I was delighted to get to the garage and get my new car. I introduced myself to “Brendan”, the teenager who appeared to be in charge of one of Cork’s biggest car dealerships for the day, and he said, “You’re here for the Yaris”. He went outside and filled a shiny red car with petrol. He came back in and handed me the key. I asked if I was meant to sign anything. There was no need, apparently. Should I pay the deposit for my new car? No. It’s fine. Should I show him my driving license or my insurance certificate? No. Should I give him some money? No. Eventually, I convinced him that I would leave my old car with him, but he would have been fine if I hadn’t.
So, I have a free car. I’ve signed nothing and not paid any money. But I have a lovely little red car worth €10,000 with a full tank of petrol. Well done me.
I’m calling the car “Scarlett”, after Scarlett O’Hara. She never stayed with her husbands very long. And I won’t stay with my new car very long, because in six weeks or so I will actually pay for a new car.

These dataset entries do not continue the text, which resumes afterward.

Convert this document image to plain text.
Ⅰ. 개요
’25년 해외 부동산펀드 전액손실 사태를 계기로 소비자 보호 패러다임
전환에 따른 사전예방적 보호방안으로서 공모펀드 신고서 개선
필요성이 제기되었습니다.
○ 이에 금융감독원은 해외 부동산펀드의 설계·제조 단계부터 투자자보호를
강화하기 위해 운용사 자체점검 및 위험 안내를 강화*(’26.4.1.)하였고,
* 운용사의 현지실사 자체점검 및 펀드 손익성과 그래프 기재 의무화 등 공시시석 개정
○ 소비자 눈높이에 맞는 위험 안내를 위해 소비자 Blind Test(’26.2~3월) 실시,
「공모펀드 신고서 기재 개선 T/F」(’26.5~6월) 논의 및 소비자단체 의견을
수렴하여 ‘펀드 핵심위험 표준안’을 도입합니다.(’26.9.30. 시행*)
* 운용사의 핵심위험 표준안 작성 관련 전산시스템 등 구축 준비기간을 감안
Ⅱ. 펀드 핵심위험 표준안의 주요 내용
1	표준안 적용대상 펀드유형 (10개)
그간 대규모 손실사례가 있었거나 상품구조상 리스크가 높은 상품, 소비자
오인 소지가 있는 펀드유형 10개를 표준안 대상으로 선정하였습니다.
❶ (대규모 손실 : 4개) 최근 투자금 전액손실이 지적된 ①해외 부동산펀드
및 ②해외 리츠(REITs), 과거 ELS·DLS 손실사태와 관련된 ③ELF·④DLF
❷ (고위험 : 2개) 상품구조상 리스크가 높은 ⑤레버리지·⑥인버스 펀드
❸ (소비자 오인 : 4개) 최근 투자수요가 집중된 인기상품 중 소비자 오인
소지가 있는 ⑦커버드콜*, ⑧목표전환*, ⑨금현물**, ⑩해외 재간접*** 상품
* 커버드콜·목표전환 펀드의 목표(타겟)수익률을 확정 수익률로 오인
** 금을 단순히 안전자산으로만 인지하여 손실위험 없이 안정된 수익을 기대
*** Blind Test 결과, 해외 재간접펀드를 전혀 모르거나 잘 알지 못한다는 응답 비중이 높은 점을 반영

Scarlett is amazing. The engine is so quiet – no chugging, no rattling, no whining. It’s so quiet that I honestly don’t know whether I’ve started the engine or not. I don’t miss Julian at all, not one little bit. Maybe I should feel nostalgic about my first ever car, but bugger that. My new car actually drives. I put my foot on the break and the car stops. I put my foot on the accelerator and it speeds up. Magic. There are electric windows and a CD player. And it doesn’t just stop for no reason. The petrol gauge shows me how much petrol I have left. Driving it cut an hour off my journey from Cork. And it cut the chest pains too. I didn’t realise just how stressful I found driving the old car until I got a chance to drive the new one. Thinking your car will break down at any minute is hard on the central nervous system.
I was in a good mood yesterday. I had a new car (for free!), I was liberated from Julian, I’m enjoying my work in Galway, I had met my little nieves and nephews and Christmas is coming.
My parents went out for their Saturday evening mass and I was pottering about in the house when I saw the pile of books my dad is currently reading. At the top of the pile was “Healing Homosexuality” by Joseph Nicolosi, one of the classics of so-called reparative therapy, with case studies of people who have “successfully” been “healed” of their homosexuality.
My bubble burst and I deflated. I wasn’t feeling like I was wronged. It’s not as if my parents’ views are unknown to me. I just felt so sorry for my dad. I know my mother worries. She can’t stop worrying about all four of her children. I have (kind of) learned to accept this. But I thought that maybe my Dad wasn’t really worrying much about me. That maybe I wasn’t making his old age worse. That maybe we were maybe OK.
I’m Irish, so of course I said nothing about the book to him. I don’t know what I would say. I put it back exactly where I found it.
It’s been three and a half years since I came out to my family and my dad’s been sick most of that time. Sick, and worrying about me. And I don’t have a magic wand to heal his opinions any more than I have a magic wand to heal my homosexuality.
I guess we keep on living and we keep on worrying and we keep on keeping on.